This week’s “Executive Q&A” features Chuck Funke, Chief Executive Officer of ASEA. Chuck has been holding this position since 2014.
Could you tell us about your education?
If I could do it over again, I would have enjoyed and appreciated my formal education more. I think I was so focused on getting it done that I didn’t really place the appropriate value on it at the time. I worked full-time throughout my undergraduate and graduate studies. I started my MBA program the week my third child was born and finished the month after my fourth child was born, so it was a fairly chaotic time in life. As I have moved from formal education to lifelong learning, I have been able to evolve to a place where I can more fully value learning opportunities in the moment and more appreciate how continued learning can positively influence my worldview as it informs and enriches both my personal and professional life.
What was your childhood dream?
Beyond the standard fare of wanting to be a professional athlete, I had always wanted to be a commercial pilot when I was growing up. I had the opportunity to do some flying but ultimately decided it was not a career path I wanted to pursue.
What were your past experiences before your current role at ASEA?
I had a lot of jobs in my youth. My dad worked for Pepsi, and I started working summers on the delivery routes when I was 12. I grew up in a rural area in southeast Missouri and raised and sold basset hounds and all sorts of livestock and produce. My parents’ goal was to teach us to work, and we did! I think that’s where I started to have an appreciation for the correlation between effort and results.
As I moved into my professional work, I spent 17 years in the financial services sector and had the opportunity to work for some of the largest and most respected companies in the industry. I’ve always been interested in financial markets and different types of financial instruments. It was a highly rewarding career, and I look back on it with a great deal of fondness.
What do you attribute your career success to most?
It would be impossible to attribute any semblance of success to just one thing. I’ve discovered that success (however you define it) is highly individualized and multifaceted. I’ve also learned that we often have these romantic and idealistic notions about success, but we rarely factor in the price that must be paid to achieve it. I am a firm believer in the 10,000-hour rule. To suggest that you can be successful in any aspect of your life without working hard at it is not grounded in reality. For me personally, consistency and resolve have tended to be my default factory settings over the years. Success is not a set point in time but is rather felt throughout one’s commitment to diligently working to achieve meaningful results.
What has been your most inspiring moment?
The opportunities that this industry provides individuals to grow is very rewarding. We should not only be committed to the growth of our companies, but to each individual associated with them. Personal and professional development is very significant. It’s inspiring to see people make more of themselves than they believed they could and positively affect the lives of others along the way.
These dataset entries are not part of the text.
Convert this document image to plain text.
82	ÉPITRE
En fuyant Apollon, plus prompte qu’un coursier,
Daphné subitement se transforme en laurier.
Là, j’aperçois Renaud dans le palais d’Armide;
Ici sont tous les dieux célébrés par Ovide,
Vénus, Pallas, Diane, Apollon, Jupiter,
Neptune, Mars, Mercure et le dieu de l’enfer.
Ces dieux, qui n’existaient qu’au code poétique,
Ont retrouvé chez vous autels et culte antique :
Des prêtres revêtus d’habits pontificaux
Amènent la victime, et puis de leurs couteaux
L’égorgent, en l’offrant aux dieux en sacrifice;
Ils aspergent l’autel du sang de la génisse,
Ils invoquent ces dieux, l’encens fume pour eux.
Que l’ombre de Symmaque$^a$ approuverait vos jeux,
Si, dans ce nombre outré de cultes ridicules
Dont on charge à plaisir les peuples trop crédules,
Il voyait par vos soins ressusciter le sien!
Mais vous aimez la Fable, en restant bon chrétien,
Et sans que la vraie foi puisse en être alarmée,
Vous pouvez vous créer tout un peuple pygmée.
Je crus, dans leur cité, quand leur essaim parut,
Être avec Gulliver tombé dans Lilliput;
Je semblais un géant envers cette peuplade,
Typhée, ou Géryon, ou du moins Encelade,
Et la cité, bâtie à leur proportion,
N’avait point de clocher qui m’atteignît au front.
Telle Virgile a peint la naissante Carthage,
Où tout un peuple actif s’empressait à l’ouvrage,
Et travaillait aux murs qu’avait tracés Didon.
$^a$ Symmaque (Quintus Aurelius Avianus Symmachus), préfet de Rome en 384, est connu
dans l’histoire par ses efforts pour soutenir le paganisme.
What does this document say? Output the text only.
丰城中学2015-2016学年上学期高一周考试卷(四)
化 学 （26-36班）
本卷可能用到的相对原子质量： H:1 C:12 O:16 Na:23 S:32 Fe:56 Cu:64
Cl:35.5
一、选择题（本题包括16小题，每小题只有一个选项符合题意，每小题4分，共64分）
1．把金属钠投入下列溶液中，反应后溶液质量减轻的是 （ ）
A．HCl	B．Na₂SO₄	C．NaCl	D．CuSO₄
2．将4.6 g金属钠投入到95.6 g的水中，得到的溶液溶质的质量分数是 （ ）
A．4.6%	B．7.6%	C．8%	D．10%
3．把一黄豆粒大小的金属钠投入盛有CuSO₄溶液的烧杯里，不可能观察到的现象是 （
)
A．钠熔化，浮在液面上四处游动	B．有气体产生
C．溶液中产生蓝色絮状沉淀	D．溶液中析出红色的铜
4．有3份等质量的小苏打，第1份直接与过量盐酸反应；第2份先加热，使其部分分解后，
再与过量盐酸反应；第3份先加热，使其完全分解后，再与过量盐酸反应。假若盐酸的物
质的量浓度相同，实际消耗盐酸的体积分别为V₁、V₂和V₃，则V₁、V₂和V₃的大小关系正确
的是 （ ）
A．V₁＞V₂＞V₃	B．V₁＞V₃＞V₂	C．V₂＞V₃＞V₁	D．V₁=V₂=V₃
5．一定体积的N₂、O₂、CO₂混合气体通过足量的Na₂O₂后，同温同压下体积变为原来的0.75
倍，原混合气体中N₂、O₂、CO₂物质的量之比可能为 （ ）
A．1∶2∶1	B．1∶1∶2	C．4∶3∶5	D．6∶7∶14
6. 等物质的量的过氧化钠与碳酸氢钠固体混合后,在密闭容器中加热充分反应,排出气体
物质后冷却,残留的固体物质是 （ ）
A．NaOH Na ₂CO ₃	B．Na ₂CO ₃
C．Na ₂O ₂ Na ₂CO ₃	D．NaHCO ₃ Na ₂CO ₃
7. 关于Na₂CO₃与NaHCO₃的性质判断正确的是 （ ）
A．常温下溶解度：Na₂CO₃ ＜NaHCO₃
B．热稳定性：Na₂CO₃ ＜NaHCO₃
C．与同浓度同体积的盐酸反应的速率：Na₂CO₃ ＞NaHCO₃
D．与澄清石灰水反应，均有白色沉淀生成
Aside from spending time and traveling with my family, I love to read, particularly history. You have to always remind yourself that the people you’re reading about didn’t know the end from the beginning. When Ulysses S. Grant was the general of the Union, he didn’t know that they were ultimately going to prevail. He didn’t know that he would go on to be President of the United States. We have the benefit of seeing the complete picture, which means we can learn from the mistakes and successes of previous generations. It also shows us that the same fundamental, innate characteristics that make us all human and imperfect always exist.
How would you describe being a direct selling executive to an outsider?
Demanding yet highly fulfilling. The work is fast-paced, and there’s enormous variety. It’s also fascinating because this business model tends to defy the rules of traditional business. A direct selling business can scale much quicker and expand geographically much faster than other business models.
What is your biggest achievement at ASEA?
We are celebrating our 10-year anniversary as a company this year. I came from an industry where my prior companies were well over 100 years old, so we have a long way to go. We have been fortunate to have had consistent year-over-year growth, but the trick isn’t to grow a business for the first 10 years, but the next 10 and the 10 after that. It’s no mistake that one of our core values is sustainability, and our stability has allowed us to do some good things in the world, not just from an expansion standpoint, but in the form of humanity through our Advancing Life Foundation. We have been recognized for the past five years as one of the best companies to work for by Utah Business magazine, which is a direct reflection on the kind of people that you will find at ASEA.
And your biggest challenge at a direct selling company executive role?
Time. Time to do all the things that you know need to be done. Connecting with people in meaningful ways is so important. The challenge is being able to manage the many demands in a way that allows me to prioritize that. Often, I’ll have a particular field leader or employee on my mind, and I know I need to be reaching out, then suddenly the day is almost over and it hasn’t happened yet. That’s the hardest part.
What would be your best advice to those who are thinking of joining a direct sales company at a corporate position?
Never forget that your distributor base is the key to lasting success. You can have great products, the best compensation plan, and a wonderful culture, but if you don’t have amazing people who are able and willing to share it with others, then it might as well not exist. One of the most significant things an organization can do is remove the barriers that make it difficult for an associate to share the story of your company with others.